When you get a big one at Shippies I feel like adrenaline takes over, and it feels like time slows right down. Shippies is one of the best slabs in the world, for me it’s exciting. The step in the wave adds an extra element and keeps you on your toes. The beat downs aren’t super long, like they are at a deep bombie, but it’s pretty violent and also super shallow. The rocks are pretty sketchy as well, often referred to as the pinball machine because you can literally go through them like a pinball

And, you made the trek in rather than taking a boat. Talk to us about that experience

I was talking with Chris Bryan about the swell on the forecast and he thought that there could be two days of waves, and he suggested I camp. I rang up my mates Cameron and Sam and pitched the idea of camping under the bluff, and they were pumped on the idea. I don’t think it fully sunk in what we were doing until the night before. We did a trial run to see if we could carry the gear and we all looked at each other thought, Woooooah. We weighed the gear and we were sitting on over 40kgs each, but we were there so it was happening!

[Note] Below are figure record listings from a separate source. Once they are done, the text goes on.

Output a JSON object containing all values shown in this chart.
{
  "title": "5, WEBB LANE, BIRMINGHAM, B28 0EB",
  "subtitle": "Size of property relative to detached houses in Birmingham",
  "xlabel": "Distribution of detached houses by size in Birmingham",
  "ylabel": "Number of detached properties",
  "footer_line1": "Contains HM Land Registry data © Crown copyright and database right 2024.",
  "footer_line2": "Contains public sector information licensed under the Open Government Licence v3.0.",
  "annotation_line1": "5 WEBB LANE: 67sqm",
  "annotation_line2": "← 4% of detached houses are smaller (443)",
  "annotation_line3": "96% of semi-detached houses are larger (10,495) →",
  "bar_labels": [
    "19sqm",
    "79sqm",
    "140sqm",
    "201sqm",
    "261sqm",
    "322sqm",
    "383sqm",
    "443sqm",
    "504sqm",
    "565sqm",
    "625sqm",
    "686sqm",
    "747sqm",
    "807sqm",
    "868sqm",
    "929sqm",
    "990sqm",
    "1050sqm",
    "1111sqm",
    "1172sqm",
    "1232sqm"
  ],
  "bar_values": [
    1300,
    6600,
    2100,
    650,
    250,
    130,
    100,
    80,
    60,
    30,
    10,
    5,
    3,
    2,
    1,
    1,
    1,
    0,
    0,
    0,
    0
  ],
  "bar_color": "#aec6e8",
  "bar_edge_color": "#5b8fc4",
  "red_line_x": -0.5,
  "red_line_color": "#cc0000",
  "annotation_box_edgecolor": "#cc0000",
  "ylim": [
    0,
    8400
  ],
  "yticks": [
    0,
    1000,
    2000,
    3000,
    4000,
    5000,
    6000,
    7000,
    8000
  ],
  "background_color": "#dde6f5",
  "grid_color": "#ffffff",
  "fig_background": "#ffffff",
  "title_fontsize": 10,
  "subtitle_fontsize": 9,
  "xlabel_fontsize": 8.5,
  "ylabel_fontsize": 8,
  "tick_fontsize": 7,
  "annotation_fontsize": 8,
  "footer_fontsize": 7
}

We got up in the dark the next morning and drove to the start of the trail. On a good day the walk is on hour and thirty minutes, but the 9km walk through Tassie mountain range was definitely going to take longer with the amount of gear we were carrying. We took the old fire trail, which is kind of the underground route but the walk is also about 15 minutes quicker. It’s pretty stunning. It’s thick bush with ponds, little rivers and plenty of hills. We all agreed it was one of the most mentally and physically challenging things we had ever done. I’m going to release a behind the scenes video on my Instagram @kippcaddy1, and it will be a laugh. When we were about to arrive at the bluff there was a fork in the trail and workers were fixing it up, They looked at us and laughed, and then told us that they had just completely overhauled the main trail and that it was way quicker and easier now. Needless to say we walked that way home!

We had an esky full of all the essentials… fruit, protein bars, canned spaghetti, bread rolls and a pan to cook dinner on the fire. There were red frogs and plenty of Balter, we weren’t going to leave the beers behind on this one was they were well earned!

How did the experience change, camping out front of Shippies versus just boating in and out in a day?

When you get the boat in it takes and one hour and thirty minutes, so you leave when it’s light and return with enough time to get back before dark. Before dark though, that’s the time when all the best waves come through! Because we camped, we got experience pumping Shippies with no one in sight. Sleeping there was insane because the place has so much energy. The swell peaked overnight and we all woke up wondering if we were about to be washed away.

Lastly, what makes that place so special?

It’s just so raw and remote. It’s full of energy. You’re at the very bottom of Australia and the waves are literally coming up from Antarctica. I’ve seen killer whales in the lineup before… that’s how raw this joint is!